On Monday (April 30, 2018), the California Supreme Court issued its much-anticipated decision in Dynamex Operations West, Inc. v. Superior Court, No. S222732. In this very significant decision, the Court altered its decades-old test for determining whether a worker is an employee or an independent contractor. Since the upsurge of independent contractors operating in California, largely resulting from companies like Uber and Lyft (and other “gig economy” workers), seeking to utilize the flexible staffing model, it will be imperative for such companies to now factor in the new standards articulated in the Dynamex case. Particularly since the applicable rules governing classifying workers impose painful consequences including not only liability for unpaid wages and employee benefits, but also statutory penalties for each violation determined to be “willful.”
In its decision, the California Supreme Court characterized the issue on appeal as whether in an employee misclassification case, status should be based upon the expansive definition of “employee” as used in the Wage Orders promulgated by the Industrial Welfare Commission, or whether the common law test for employment set forth in California case law should govern. The proposed class of workers at Dynamex (who work as drivers akin to those at Uber and Lyft and who liken themselves to a new “serf-class”), argued that the existing approach of the law in California governing classification of workers created a horrible plight for unfortunate members of California’s gig economy. Specifically, they claimed to work just as hard as employees while being denied the Labor Code’s basic employee benefits.
The common law test, which is based upon a multi-factor balancing test that depends on the specific and oftentimes unique facts of an employment situation, is more likely to recognize the existence of an independent contracting relationship and that has been the prevailing approach in California jurisprudent for decades. Under the common law approach, the primary consideration in determining if an employment relationship exists is whether or not the employer has the right to control the manner and means of how the work is performed. Secondary factors considered include the degree of skill required to perform the work, the method of payment, and the type of business involved.
The definition of “employment” articulated in the Wage Orders is much broader. Specifically, the IWC Wage Orders define “employee” as “any person employed by an employer.” “Employer” is defined as anyone “who directly or indirectly . . . employs or exercised control over the wages, hours, or working conditions of any person.” The term “employ” means to “engage, suffer, or permit to work.” In making its ruling, the California Supreme Court endorsed the notion that the common law test is an “employer-focused approach” and the Wage Order definitions related to employee status constitute an “employee-centric test gauged to mitigate the potential for employee abuse in the workplace.”
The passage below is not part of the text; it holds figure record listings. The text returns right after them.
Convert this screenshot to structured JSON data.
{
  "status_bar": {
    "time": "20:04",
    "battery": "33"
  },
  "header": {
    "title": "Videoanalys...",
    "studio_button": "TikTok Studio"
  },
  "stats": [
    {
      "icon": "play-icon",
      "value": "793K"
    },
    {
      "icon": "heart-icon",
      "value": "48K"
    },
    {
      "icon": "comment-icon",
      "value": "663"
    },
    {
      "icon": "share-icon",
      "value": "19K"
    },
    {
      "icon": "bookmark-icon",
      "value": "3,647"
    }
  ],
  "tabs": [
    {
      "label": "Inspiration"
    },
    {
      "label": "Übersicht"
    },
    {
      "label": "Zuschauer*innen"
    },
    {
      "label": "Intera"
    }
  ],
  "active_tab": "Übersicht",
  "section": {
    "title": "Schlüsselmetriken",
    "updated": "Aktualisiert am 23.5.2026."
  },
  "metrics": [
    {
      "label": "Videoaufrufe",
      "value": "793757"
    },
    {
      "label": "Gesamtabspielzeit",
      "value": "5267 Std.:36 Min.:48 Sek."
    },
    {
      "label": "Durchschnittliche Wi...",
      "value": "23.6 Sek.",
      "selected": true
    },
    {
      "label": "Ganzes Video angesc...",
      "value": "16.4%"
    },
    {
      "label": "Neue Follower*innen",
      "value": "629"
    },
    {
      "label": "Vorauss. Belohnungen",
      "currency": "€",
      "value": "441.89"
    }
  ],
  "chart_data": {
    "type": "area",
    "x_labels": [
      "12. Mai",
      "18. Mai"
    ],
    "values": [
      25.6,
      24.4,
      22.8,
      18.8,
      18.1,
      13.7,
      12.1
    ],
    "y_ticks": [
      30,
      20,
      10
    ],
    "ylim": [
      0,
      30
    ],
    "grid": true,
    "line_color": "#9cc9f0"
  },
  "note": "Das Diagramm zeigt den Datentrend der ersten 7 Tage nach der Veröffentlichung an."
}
The decision of the California Supreme Court to embrace the Work Order standard for ascertaining employment status was unanimous. And the Court outlined the requirements that a company must show to justify classifying a worker as an independent contractor. Specifically, a company must prove that the worker is free, in everyday tasks, from the company’s “control and direction.” And, the company must also prove that the work is “outside the usual course of the hiring entity’s business.” Finally, the company must demonstrate that the worker is regularly engaged in an independent occupation or business of the same type that he or she is performing for the company. For illustrative purposed, the decision states that a store that hires an outside plumber to come onsite to fix a leak is properly viewed as a contractor. But a clothing manufacturer that hires a seamstress to work at home making dresses that the business will sell has hired the worker to perform work in its usual line of business and is thus obligated by law to pay them as an employee. While the decision did not address other issues such as payment of workers’ expenses, workers’ compensation, and unemployment benefits, which are covered by separate laws, the Court’s rationale will help workers to heretofore have been denied employee status to move closer to achieving that status.
The bottom line is that as a result of the Dynamex decision, many jobs in California that were previously classified unquestionably as independent contractors must now be re-classified as employees. And, going forward, companies striving to succeed in the gig economy (such as Uber or in other sectors of the business economy like construction or agriculture), will now need to assess their potential risk by evaluating their workers’ job descriptions and their contractor agreements in light of the Wage Order-based broad criteria or face serious potential liability and penalties for misclassification of workers.